Décors et costumes : le pas de trop vers le cliché

Et les danseurs ne sont pas aidés par les décors de Thierry Leproust pour ce Blanche Neige. Là encore, tout est convenu. La forêt où se cache la marâtre n’est rien de plus qu’une forêt de lumières et d’arbres reconstituée — certes admirablement reconstituée — mais vue et revue sur d’autres scènes. De même, le cercueil de Blanche Neige se limite à une planche de verre et à une pierre, que même les spectateurs du dernier rang de la Grande Halle de La Villette — où nous avons assister à ce ballet — pourraient confondre avec celle prise pour la pièce de théâtre d’une la fête d’école. Leproust hésite entre le figuratif et le symbolique : il devrait trancher. À vouloir représenter, les décors en deviennent ridicules, et les symboles, eux, sont trop attendus. La forêt sombre n’est rien d’autre que le lieu des pulsions, tout le monde l’avait compris.

Blanche Neige par Angelin Preljoca photo 2
© Jean-Claude Carbonne

De même, les costumes de Jean-Paul Gaultier déçoivent. La cour est représentée en habits de courtisans, le Prince est en culotte trop serrée, d’un orange criard tandis que Blanche Neige essaie de danser avec un voile blanc orné étrangement autour de la taille… Et que dire de cette marâtre qui s’agite dans une tenue en simili cuir, où, on l’avait compris, il faut lire les tendances séductrices voire sadomasochiste de cette femme.

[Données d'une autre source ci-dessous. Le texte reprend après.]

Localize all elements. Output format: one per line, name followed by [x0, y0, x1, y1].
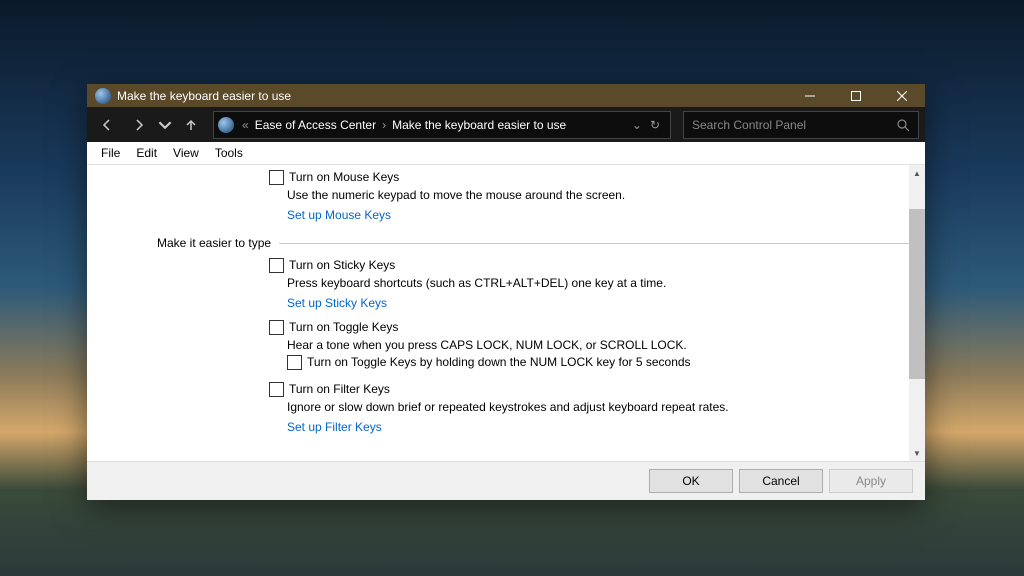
setup-mouse-keys-link[interactable]: Set up Mouse Keys	[287, 208, 909, 222]
menu-file[interactable]: File	[93, 144, 128, 162]
sticky-keys-label: Turn on Sticky Keys	[289, 258, 395, 273]
mouse-keys-description: Use the numeric keypad to move the mouse…	[287, 188, 847, 202]
menu-bar: File Edit View Tools	[87, 142, 925, 165]
control-panel-window: Make the keyboard easier to use « Ease o…	[87, 84, 925, 500]
window-title: Make the keyboard easier to use	[117, 89, 787, 103]
menu-tools[interactable]: Tools	[207, 144, 251, 162]
section-header-type: Make it easier to type	[157, 236, 909, 250]
search-icon	[896, 118, 910, 132]
cancel-button[interactable]: Cancel	[739, 469, 823, 493]
content-pane: Turn on Mouse Keys Use the numeric keypa…	[87, 165, 925, 461]
scroll-track[interactable]	[909, 181, 925, 445]
apply-button: Apply	[829, 469, 913, 493]
search-input[interactable]: Search Control Panel	[683, 111, 919, 139]
filter-keys-checkbox[interactable]	[269, 382, 284, 397]
refresh-icon[interactable]: ↻	[650, 118, 660, 132]
toggle-keys-checkbox[interactable]	[269, 320, 284, 335]
maximize-button[interactable]	[833, 84, 879, 107]
address-bar[interactable]: « Ease of Access Center › Make the keybo…	[213, 111, 671, 139]
breadcrumb-segment[interactable]: Make the keyboard easier to use	[388, 118, 570, 132]
titlebar: Make the keyboard easier to use	[87, 84, 925, 107]
sticky-keys-checkbox[interactable]	[269, 258, 284, 273]
setup-filter-keys-link[interactable]: Set up Filter Keys	[287, 420, 909, 434]
mouse-keys-label: Turn on Mouse Keys	[289, 170, 399, 185]
forward-button[interactable]	[125, 111, 153, 139]
divider	[279, 243, 909, 244]
filter-keys-description: Ignore or slow down brief or repeated ke…	[287, 400, 847, 414]
setup-sticky-keys-link[interactable]: Set up Sticky Keys	[287, 296, 909, 310]
close-button[interactable]	[879, 84, 925, 107]
desktop-wallpaper: Make the keyboard easier to use « Ease o…	[0, 0, 1024, 576]
toggle-keys-label: Turn on Toggle Keys	[289, 320, 398, 335]
ease-of-access-icon	[95, 88, 111, 104]
toggle-keys-description: Hear a tone when you press CAPS LOCK, NU…	[287, 338, 847, 352]
breadcrumb-separator-icon: «	[240, 118, 251, 132]
navigation-bar: « Ease of Access Center › Make the keybo…	[87, 107, 925, 142]
scrollbar[interactable]: ▲ ▼	[909, 165, 925, 461]
menu-view[interactable]: View	[165, 144, 207, 162]
sticky-keys-description: Press keyboard shortcuts (such as CTRL+A…	[287, 276, 847, 290]
ok-button[interactable]: OK	[649, 469, 733, 493]
scroll-down-button[interactable]: ▼	[909, 445, 925, 461]
toggle-keys-numlock-checkbox[interactable]	[287, 355, 302, 370]
chevron-down-icon[interactable]: ⌄	[632, 118, 642, 132]
menu-edit[interactable]: Edit	[128, 144, 165, 162]
up-button[interactable]	[177, 111, 205, 139]
toggle-keys-numlock-label: Turn on Toggle Keys by holding down the …	[307, 355, 691, 370]
mouse-keys-checkbox[interactable]	[269, 170, 284, 185]
back-button[interactable]	[93, 111, 121, 139]
ease-of-access-icon	[218, 117, 234, 133]
chevron-right-icon[interactable]: ›	[380, 118, 388, 132]
recent-dropdown[interactable]	[157, 111, 173, 139]
minimize-button[interactable]	[787, 84, 833, 107]
scroll-up-button[interactable]: ▲	[909, 165, 925, 181]
filter-keys-label: Turn on Filter Keys	[289, 382, 390, 397]
breadcrumb-segment[interactable]: Ease of Access Center	[251, 118, 380, 132]
button-bar: OK Cancel Apply	[87, 461, 925, 500]
search-placeholder: Search Control Panel	[692, 118, 896, 132]
scroll-thumb[interactable]	[909, 209, 925, 379]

Angelin Prelojcaj oublie l’onirisme des contes

Angelin Preljocaj, Jean-Paul Gaultier et Thierry Leproust sont trop insistants dans ce Blanche Neige. Les symboles sont appuyés, les portes ouvertes sont enfoncées, rien n’est laissé à la partie rêverie du conte. La danse convenue oublie la part d’onirisme inhérente au conte.

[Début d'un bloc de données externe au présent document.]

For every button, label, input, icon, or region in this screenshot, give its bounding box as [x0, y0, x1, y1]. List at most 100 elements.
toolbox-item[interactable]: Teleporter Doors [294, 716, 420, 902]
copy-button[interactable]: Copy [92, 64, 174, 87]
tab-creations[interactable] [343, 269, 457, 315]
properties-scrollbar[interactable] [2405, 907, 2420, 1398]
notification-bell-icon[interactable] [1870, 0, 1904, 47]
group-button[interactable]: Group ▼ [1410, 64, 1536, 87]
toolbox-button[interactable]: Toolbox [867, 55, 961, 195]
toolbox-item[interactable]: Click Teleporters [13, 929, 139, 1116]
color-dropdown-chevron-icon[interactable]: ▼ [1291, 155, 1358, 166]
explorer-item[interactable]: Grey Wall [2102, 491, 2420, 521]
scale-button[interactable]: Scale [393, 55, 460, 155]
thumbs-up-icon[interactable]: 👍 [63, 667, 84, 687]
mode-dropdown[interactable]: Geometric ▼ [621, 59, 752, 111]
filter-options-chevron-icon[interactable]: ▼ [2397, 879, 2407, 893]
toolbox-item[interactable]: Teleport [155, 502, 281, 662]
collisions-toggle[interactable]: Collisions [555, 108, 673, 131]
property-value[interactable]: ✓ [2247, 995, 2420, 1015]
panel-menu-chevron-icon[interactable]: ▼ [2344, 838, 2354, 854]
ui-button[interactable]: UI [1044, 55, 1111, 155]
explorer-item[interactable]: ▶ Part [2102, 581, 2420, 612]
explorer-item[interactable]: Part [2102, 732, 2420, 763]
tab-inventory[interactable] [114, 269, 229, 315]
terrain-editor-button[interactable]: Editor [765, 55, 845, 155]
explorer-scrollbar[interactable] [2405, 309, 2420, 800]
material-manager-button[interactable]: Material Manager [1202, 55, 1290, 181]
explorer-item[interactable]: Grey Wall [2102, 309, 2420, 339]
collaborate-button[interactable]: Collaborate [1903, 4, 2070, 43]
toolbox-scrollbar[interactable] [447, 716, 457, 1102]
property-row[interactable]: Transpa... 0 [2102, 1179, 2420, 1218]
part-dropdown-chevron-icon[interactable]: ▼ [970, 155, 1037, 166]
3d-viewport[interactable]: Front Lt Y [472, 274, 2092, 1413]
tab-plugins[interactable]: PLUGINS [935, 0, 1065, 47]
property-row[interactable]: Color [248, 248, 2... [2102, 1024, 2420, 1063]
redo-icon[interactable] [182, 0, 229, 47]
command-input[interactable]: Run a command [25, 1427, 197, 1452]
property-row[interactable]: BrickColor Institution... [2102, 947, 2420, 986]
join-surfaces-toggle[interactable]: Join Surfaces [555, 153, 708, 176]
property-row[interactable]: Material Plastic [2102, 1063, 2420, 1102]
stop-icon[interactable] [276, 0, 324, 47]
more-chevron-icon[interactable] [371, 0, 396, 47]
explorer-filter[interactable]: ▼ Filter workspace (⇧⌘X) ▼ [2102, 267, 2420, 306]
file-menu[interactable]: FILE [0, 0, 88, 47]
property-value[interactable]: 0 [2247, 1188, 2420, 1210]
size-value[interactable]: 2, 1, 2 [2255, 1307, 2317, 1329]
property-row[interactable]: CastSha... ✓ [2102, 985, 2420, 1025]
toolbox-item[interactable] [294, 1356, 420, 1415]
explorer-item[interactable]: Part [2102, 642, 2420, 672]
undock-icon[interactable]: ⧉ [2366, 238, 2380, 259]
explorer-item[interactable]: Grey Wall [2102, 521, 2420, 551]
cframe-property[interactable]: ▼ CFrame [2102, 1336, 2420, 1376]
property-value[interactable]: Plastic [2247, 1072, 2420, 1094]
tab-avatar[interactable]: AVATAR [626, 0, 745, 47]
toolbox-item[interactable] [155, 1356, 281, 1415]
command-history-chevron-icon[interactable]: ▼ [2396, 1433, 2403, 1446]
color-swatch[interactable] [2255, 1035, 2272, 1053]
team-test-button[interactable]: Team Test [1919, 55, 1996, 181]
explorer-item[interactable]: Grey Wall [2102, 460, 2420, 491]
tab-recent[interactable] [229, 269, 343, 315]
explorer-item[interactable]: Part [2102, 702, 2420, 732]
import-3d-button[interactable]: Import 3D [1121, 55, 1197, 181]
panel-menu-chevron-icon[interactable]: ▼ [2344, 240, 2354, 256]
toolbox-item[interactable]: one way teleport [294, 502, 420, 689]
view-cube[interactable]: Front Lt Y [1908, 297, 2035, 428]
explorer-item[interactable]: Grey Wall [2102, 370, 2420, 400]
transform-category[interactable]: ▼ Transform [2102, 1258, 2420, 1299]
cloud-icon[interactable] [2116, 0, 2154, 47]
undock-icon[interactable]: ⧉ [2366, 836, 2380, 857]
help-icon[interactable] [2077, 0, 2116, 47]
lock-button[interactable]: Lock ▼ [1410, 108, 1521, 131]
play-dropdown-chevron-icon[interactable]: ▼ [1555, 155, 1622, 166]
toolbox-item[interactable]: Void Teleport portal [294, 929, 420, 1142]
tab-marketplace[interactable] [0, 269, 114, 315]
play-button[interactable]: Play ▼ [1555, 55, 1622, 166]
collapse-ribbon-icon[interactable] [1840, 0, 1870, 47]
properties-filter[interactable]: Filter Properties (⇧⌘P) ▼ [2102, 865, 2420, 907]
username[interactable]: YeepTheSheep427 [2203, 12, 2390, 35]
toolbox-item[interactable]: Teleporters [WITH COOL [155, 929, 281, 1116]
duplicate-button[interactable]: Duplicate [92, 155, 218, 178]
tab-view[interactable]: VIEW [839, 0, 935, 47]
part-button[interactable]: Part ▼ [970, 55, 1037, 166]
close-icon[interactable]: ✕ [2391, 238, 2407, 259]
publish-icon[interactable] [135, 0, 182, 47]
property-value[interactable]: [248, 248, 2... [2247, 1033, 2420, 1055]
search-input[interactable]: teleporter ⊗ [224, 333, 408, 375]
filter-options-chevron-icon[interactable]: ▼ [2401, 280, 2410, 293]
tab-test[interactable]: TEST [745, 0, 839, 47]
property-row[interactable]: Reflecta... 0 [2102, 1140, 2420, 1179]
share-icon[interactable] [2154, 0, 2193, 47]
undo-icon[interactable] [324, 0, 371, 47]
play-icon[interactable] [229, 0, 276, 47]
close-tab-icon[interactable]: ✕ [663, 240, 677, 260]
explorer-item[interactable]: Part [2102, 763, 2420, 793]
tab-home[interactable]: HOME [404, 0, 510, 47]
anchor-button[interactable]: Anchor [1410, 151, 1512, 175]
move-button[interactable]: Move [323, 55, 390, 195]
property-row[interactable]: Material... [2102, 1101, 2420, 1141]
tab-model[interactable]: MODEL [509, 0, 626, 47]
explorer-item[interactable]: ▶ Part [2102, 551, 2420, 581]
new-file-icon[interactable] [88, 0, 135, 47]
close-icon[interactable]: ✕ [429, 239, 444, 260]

Angelin Preljocaj écrit dans sa note d’intention : « L’intelligence des symboles appartient aux adultes autant qu’aux enfants, elle parle à tous et c’est pour cela que j’aime les contes ». Mais on se demande où il a laissé place à l’intelligence du conte dans ce ballet narratif où les danseurs eux-mêmes sont oubliés, et restent des instruments à re-présenter. Ce qu’il manque à ce ballet, c’est sans doute un peu de sensibilité. Ce n’est sans doute pas la meilleure pièce de Preljocaj qu’il fallait voir dans les spectacles proposés par La Villette en juin et juillet : espérons que les autres créations de celui-ci, Helikopter et Still Life, aient oublié le convenu de ce Blanche Neige.